Welcome to a new bookish journey around the world! This post is about the book covers of 1Q84 by Haruki Murakami. As it is one of my favourite books and it also achieved a high level of popularity all around the globe, I was really curious how its covers were illustrated in different parts of the world.
Note: if you haven’t read the book, I recommend you to first get acquainted with the basic storyline, to better understand the cover illustrations and the remarks I wrote for each of them.
As usual, let’s begin with the first and most known English book cover, which I think offers a good first impression of the book atmosphere by depicting two people “trapped”. I also like the big characters and the colourful spine.
Going to the other English editions, we start seeing some patterns – two moons 🙂 The design of the books on the left is very neat, though I don’t really understand why the book was divided into 2 physical books when the story is actually divided into 3 books.
The book on the right is the exact edition I read and includes all three books, nicely marked on the cover with the red horizontal lines.
The Polish book covers depict a distorted reality … the more we advance reading (from left to right), the more distorted it gets. Even though I don’t personally like this illustrative style, I think it is an interesting metaphor for the storyline.
Oh là là, the French covers are next! The first bundle of covers is certainly intriguing! I love how the 3 images add up to create a female portrait, though it must be quite weird to see them separately.
The second bundle of French covers is for sure the most inappropriate of all in terms of illustration! I don’t see how those childish flowers could have anything to do with the complex and intriguing story created by Murakami … really really weird.
Continuing with European covers, there’s an interesting box set from Spain! The 3 covers complement each other and the box design is also quite attractive, but I don’t see any symbol that refers to 1Q84. It gives me the impression of a “template cover” that could be used for any book … Or maybe the “8” symbolizes the two moons?
I have a similar “template” feeling when looking at the Dutch book covers (the ones on the left side). The one-book trilogy, however, has a nice Japanese touch (Murakami’s name is written using Japanese characters) and the circular staircase adds a mysterious aura to the cover while also suggesting one of the main symbols of the story. Simple and symbolic!

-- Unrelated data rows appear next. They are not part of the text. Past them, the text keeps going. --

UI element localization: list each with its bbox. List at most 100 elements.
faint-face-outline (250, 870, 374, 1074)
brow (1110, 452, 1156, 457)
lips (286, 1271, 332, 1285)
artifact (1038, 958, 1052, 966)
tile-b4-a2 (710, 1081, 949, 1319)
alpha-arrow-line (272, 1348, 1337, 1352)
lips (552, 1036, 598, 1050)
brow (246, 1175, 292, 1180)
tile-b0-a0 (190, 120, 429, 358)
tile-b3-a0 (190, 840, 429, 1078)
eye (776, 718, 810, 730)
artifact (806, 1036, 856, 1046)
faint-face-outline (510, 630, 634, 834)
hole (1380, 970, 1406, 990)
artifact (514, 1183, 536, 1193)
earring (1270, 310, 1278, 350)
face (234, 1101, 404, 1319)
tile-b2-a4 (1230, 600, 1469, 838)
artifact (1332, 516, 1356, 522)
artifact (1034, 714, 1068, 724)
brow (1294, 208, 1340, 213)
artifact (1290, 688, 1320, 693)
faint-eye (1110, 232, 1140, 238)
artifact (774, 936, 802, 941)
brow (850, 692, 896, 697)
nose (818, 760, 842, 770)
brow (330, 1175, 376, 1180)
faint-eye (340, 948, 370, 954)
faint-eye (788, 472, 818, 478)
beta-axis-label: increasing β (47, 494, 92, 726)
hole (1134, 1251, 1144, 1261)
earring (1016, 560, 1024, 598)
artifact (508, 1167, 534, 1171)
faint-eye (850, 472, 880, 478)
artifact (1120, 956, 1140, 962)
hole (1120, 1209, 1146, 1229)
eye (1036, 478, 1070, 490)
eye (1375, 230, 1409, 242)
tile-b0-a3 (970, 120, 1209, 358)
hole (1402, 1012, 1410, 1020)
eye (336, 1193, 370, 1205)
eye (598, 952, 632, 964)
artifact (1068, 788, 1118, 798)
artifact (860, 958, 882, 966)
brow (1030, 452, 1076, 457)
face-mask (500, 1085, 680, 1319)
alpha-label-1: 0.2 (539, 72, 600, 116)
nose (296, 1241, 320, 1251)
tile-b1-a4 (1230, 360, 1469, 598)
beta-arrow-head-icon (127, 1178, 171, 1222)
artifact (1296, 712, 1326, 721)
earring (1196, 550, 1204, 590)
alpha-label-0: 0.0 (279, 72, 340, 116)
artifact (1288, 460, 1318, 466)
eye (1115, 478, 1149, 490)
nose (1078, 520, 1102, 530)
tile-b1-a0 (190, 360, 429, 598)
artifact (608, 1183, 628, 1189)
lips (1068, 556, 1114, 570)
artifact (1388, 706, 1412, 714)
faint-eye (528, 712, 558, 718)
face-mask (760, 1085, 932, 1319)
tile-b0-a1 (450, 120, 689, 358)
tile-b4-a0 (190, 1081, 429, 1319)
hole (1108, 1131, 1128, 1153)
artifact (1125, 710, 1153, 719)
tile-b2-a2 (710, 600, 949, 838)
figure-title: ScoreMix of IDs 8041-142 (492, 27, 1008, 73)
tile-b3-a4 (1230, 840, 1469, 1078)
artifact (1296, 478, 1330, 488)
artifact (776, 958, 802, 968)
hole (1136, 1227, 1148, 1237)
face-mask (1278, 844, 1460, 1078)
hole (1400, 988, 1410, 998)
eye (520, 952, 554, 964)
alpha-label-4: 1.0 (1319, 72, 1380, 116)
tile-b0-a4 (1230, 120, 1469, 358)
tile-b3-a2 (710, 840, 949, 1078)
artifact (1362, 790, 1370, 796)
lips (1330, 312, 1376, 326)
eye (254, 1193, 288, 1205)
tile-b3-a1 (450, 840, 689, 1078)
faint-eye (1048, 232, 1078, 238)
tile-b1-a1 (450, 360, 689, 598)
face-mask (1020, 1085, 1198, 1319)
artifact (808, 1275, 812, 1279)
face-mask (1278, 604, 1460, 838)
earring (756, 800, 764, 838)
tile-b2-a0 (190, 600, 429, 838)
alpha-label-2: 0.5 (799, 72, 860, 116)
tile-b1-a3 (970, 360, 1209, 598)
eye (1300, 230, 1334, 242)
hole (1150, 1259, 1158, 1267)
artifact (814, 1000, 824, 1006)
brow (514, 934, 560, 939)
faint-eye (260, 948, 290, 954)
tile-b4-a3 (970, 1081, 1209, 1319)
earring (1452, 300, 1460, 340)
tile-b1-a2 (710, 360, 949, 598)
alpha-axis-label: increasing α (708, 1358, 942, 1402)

Just like Turkey is a bridge between Europe and Asia, let’s discuss the Turkish book covers between the European and Asian ones 🙂 I like the modern geometrical approach and also the matching colours, but again I have the feeling that this type of illustration could be used for any other book …
Let’s see the Japanese book covers! There’s no mistake, there are 6 books that make up the trilogy (I know, this sounds confusing), as each book was split in half. So we have Book 1 – first half, Book 2 – second half, and so on.
Even though the covers look quite appealing, I had higher expectations from the home country of Murakami. A detail worth mentioning is that characters’ names are written on the colourful bands (eg: you can see “TENGO” written on the second cover).
This Chinese edition looks rather dull, suggesting only chaos and confusion …
… however, the Chinese box set looks so much better – a crisp and attractive design wrapped up in a simple box!
Just so you know, I saved the best for last 🙂
The Thai box set might have my favourite illustration of 1Q84 ❤ I love how the two main characters’ relationship is represented by the two moons, getting closer and closer with each volume … and the colour combination is amazing! Not to mention that the books’ spines complement each other so beautifully and form the name of the book. Pure awesomeness!
Another beautiful box set was published in Vietnam. The concentric circles that dominate the covers remind me of a tornado and might suggest the internal turmoil of each character … I am also fond of the colour combination, it’s very appealing!
The last book cover I present here is a limited edition inspired by “the tradition of the artists’ book or livre d’artiste“. Consequently, it has 3 main features: it is hand-produced, has a limited number of copies (111 sets in this case), and there’s a natural blurry line between books and art. This limited edition has a very discrete design that incorporates the two moons theme, and also the idea of intertwining realities. For more details check out this link.
To conclude, we can safely say that “1Q84” has a really wide variety of book covers, ranging from colourless to colourful, from dull to intriguing, from simple to complex illustrations. I hope you enjoyed this bookish journey as much as I did! Now tell me: what’s your favourite edition?